In fact, the only animal I don't find that to be true for, is rabbits. I was so pleasantly surprised to find out how easy they were to clean up after. The only poops Felix leaves out are his dry 'hay balls'; he always leaves any excess cecotropes either in his litter box, or the bottom of his cage (and tends to go back and try to eat them later, silly little guy!).


----------



## Imbrium (Dec 16, 2013)

njbunny said:


> LOL! I was thinking that my husband shoes (which he keeps forgetting to take off before entering the house) are probably dirtier then Spots poops!

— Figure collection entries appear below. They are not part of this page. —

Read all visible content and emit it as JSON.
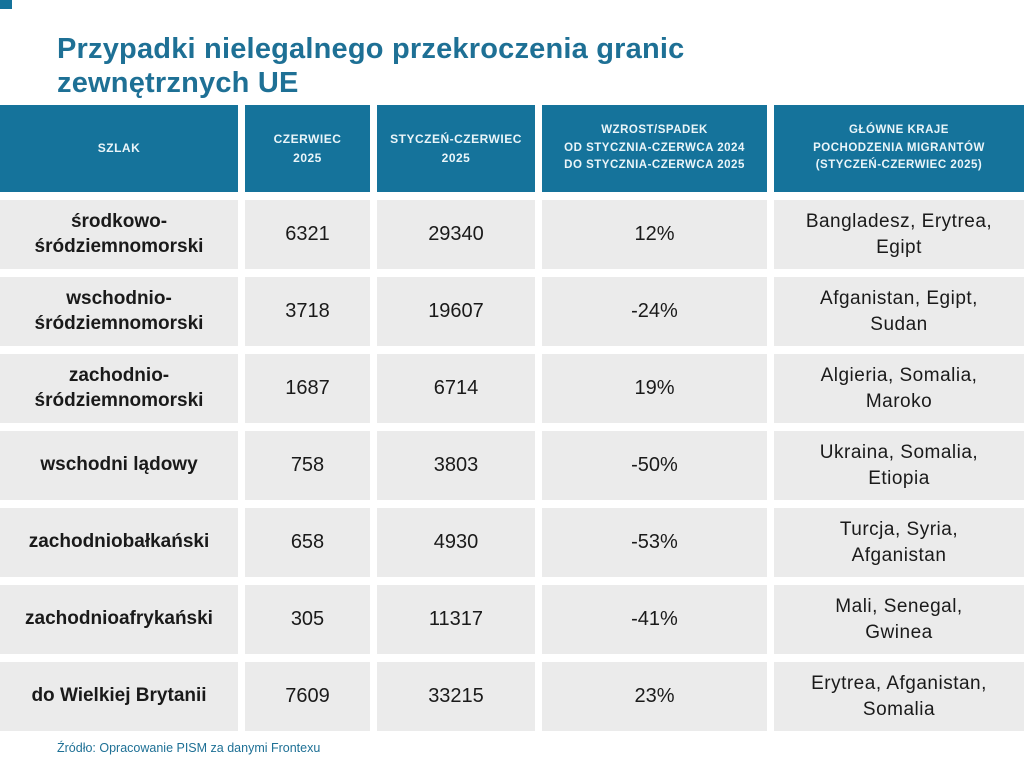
{
  "page": {
    "title": "Przypadki nielegalnego przekroczenia granic\nzewnętrznych UE",
    "source": "Źródło: Opracowanie PISM za danymi Frontexu"
  },
  "colors": {
    "accent": "#15739B",
    "title": "#1E7095",
    "row_bg": "#EBEBEB",
    "header_text": "#EAF5F9",
    "cell_text": "#1A1A1A"
  },
  "table": {
    "header": [
      "SZLAK",
      "CZERWIEC\n2025",
      "STYCZEŃ-CZERWIEC\n2025",
      "WZROST/SPADEK\nOD STYCZNIA-CZERWCA 2024\nDO STYCZNIA-CZERWCA 2025",
      "GŁÓWNE KRAJE\nPOCHODZENIA MIGRANTÓW\n(STYCZEŃ-CZERWIEC 2025)"
    ],
    "rows": [
      {
        "route": "środkowo-\nśródziemnomorski",
        "june": "6321",
        "jan_june": "29340",
        "change": "12%",
        "countries": "Bangladesz, Erytrea,\nEgipt"
      },
      {
        "route": "wschodnio-\nśródziemnomorski",
        "june": "3718",
        "jan_june": "19607",
        "change": "-24%",
        "countries": "Afganistan, Egipt,\nSudan"
      },
      {
        "route": "zachodnio-\nśródziemnomorski",
        "june": "1687",
        "jan_june": "6714",
        "change": "19%",
        "countries": "Algieria, Somalia,\nMaroko"
      },
      {
        "route": "wschodni lądowy",
        "june": "758",
        "jan_june": "3803",
        "change": "-50%",
        "countries": "Ukraina, Somalia,\nEtiopia"
      },
      {
        "route": "zachodniobałkański",
        "june": "658",
        "jan_june": "4930",
        "change": "-53%",
        "countries": "Turcja, Syria,\nAfganistan"
      },
      {
        "route": "zachodnioafrykański",
        "june": "305",
        "jan_june": "11317",
        "change": "-41%",
        "countries": "Mali, Senegal,\nGwinea"
      },
      {
        "route": "do Wielkiej Brytanii",
        "june": "7609",
        "jan_june": "33215",
        "change": "23%",
        "countries": "Erytrea, Afganistan,\nSomalia"
      }
    ]
  },
  "chart_data": {
    "type": "table",
    "title": "Przypadki nielegalnego przekroczenia granic zewnętrznych UE",
    "columns": [
      "SZLAK",
      "CZERWIEC 2025",
      "STYCZEŃ-CZERWIEC 2025",
      "WZROST/SPADEK OD STYCZNIA-CZERWCA 2024 DO STYCZNIA-CZERWCA 2025",
      "GŁÓWNE KRAJE POCHODZENIA MIGRANTÓW (STYCZEŃ-CZERWIEC 2025)"
    ],
    "rows": [
      [
        "środkowo-śródziemnomorski",
        6321,
        29340,
        "12%",
        "Bangladesz, Erytrea, Egipt"
      ],
      [
        "wschodnio-śródziemnomorski",
        3718,
        19607,
        "-24%",
        "Afganistan, Egipt, Sudan"
      ],
      [
        "zachodnio-śródziemnomorski",
        1687,
        6714,
        "19%",
        "Algieria, Somalia, Maroko"
      ],
      [
        "wschodni lądowy",
        758,
        3803,
        "-50%",
        "Ukraina, Somalia, Etiopia"
      ],
      [
        "zachodniobałkański",
        658,
        4930,
        "-53%",
        "Turcja, Syria, Afganistan"
      ],
      [
        "zachodnioafrykański",
        305,
        11317,
        "-41%",
        "Mali, Senegal, Gwinea"
      ],
      [
        "do Wielkiej Brytanii",
        7609,
        33215,
        "23%",
        "Erytrea, Afganistan, Somalia"
      ]
    ],
    "source": "Źródło: Opracowanie PISM za danymi Frontexu"
  }
}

I would lick a bunny poop before I licked the bottom of a shoe (though of course I'd rather lick neither!). I took a nap last week with the loaf (Gaz) in the bed with me and woke up to find I was laying on copious amounts of hay and bunny poop. I was more offended by the hay because it's itchy, lol. I just scooped the poops up with my hand and threw them in the trash.


----------



## Nancy McClelland (Dec 16, 2013)

We have only had one out of more than 40 rescues that would only poop and pee in her pan. The rest are any where from active to overactive. Stockton would sit in one place for ten minutes and leave about 30 while Hoss would leave 1 or 2. I bought a shop vac for that reason alone. They are considered to be potty trained if they pee in a litterbox, so, a few scattered dry poops are nothing. Tell your husband to read up on it here for a reality check and remind him of how truly filthy his shoe soles are in comparison--I never use a bathroom outside of our house and we have a friend in Dallas that drives home from work to use the bathroom so it's not just me and yet the bunny voiding doesn't bother me at all.


----------



## Sophie's Humble Servant (Dec 16, 2013)

I'm a germaphobe and Sophie's poop doesn't bother me at all for some reason. Maybe it's because she's such a clean little veggie mite, I dunno but they don't bother me at all when they fall on the carpet.


----------